The movement of the filter / light-shielding unit 23 may be parallel movement or rotational movement about an axis parallel to the optical path axis. As described above, if only one of the light blocking member 21 and the optical filter 22 is inserted in the optical path, the gap between the light collector 18 and the photodetector 17 is set to the light blocking member 21. The width can be made narrower than the case where the optical filter 22 and the optical filter 22 are set so that they can be inserted at the same time. As a result, the light emitted from the end of the light collector 18 can be made incident on the light receiving surface of the photodetector 17 before it spreads so much. Therefore, for example, when an optical fiber is used as the light collector 18, if the diameter of the light receiving surface of the photodetector 17 is fixed, a thicker optical fiber can be used to improve the light collection efficiency. As the distance between the fiber and the photodetector 17 becomes narrower, the aperture of the light receiving surface can be made smaller to downsize the photodetector 17.

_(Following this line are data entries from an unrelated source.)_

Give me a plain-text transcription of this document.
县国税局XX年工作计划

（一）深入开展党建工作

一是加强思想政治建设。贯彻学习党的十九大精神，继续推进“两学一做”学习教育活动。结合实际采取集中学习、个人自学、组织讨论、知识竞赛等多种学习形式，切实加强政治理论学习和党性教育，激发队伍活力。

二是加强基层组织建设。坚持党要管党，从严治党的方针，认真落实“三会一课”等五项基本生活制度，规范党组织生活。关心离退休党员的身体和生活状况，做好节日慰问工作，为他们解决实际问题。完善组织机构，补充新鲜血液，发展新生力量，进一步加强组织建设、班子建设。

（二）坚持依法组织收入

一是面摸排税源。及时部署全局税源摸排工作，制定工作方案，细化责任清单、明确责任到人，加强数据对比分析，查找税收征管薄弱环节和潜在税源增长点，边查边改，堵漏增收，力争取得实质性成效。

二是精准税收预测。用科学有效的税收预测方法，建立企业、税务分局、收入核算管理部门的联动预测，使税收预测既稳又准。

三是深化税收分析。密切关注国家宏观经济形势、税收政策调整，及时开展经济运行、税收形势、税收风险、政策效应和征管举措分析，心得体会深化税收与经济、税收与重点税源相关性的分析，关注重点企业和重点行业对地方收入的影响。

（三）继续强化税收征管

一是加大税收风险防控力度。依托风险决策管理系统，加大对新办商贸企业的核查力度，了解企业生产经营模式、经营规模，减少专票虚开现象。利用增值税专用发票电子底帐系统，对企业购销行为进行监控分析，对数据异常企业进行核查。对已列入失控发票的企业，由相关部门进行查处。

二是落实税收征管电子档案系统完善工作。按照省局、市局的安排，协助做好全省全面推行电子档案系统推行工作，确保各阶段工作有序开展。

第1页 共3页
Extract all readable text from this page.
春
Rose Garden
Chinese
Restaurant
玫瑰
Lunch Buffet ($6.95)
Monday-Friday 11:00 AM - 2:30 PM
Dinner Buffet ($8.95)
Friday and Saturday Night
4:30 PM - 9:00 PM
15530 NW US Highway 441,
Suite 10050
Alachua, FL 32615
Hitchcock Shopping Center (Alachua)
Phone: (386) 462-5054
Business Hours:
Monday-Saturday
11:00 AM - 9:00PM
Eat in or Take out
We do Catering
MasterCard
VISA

In particular, when an acrylic sheet is used as the light collector 18, the emission angle becomes larger than that when an optical fiber is used, and thus the distance between the light collector 18 and the photodetector 17 is set as described above. If they can be brought closer, a larger effect can be obtained.

[0026]

[Effect of device]

 As described above, according to the present invention, the stimulated emission obtained by scanning the storage-type radiation image conversion panel with the excitation light is guided to the photodetector by the light guide, and the radiation image information stored and recorded in the panel. In the reading device, an optical filter that allows only photostimulated light to pass during reading and a light blocking member that blocks light from entering the photodetector except during reading are placed in the optical path only when necessary. Since the distance between the light guide and the photodetector can be narrowed, there is an effect that the photodetector can be downsized and the light collection efficiency can be improved.

[Brief description of drawings]

FIG. 1 is a perspective view showing a mechanism of a radiation image reading apparatus to which the present invention is applied.

FIG. 2 is a diagram showing a front end of an image reading unit in FIG.

FIG. 3 is a diagram showing an embodiment of a structure for inserting an optical filter and a light shielding member.

FIG. 4 is a diagram showing a conventional structure for inserting an optical filter and a light shielding member.

[Explanation of symbols]

 1 Radiation image conversion panel 2 Excitation light 3 Scanning line 4 Frame 5 Excitation / reading unit 6 Moving plate 7 Female screw body 8 Motor 9 Male screw rod 10 Temperature controller 11 Light emission source 12 Rays 13 Deflector 14 Scanning light 15 Condenser lens 16 Reflection Mirror 17 Photodetector 18 Condenser (light guide) 19 Erase lamp 20 Reflector 21 Light-shielding member 22 Optical filter 23 Filter / light-shielding unit

Claims (1)

[Scope of utility model registration request] 1. A stimulable luminescence obtained by irradiating a storage type radiation image conversion panel with radiation that has passed through an object to store and record radiation image information and scanning the storage type radiation image conversion panel with excitation light. In the radiation image information reading device configured to read the radiation image information by guiding the light to the photodetector by the light guide and detecting stimulated emission by the light detector, the light between the light guide and the photodetector is detected. A radiation image information reading device, characterized in that only one of the light blocking member and the optical filter is selectively placed on the road.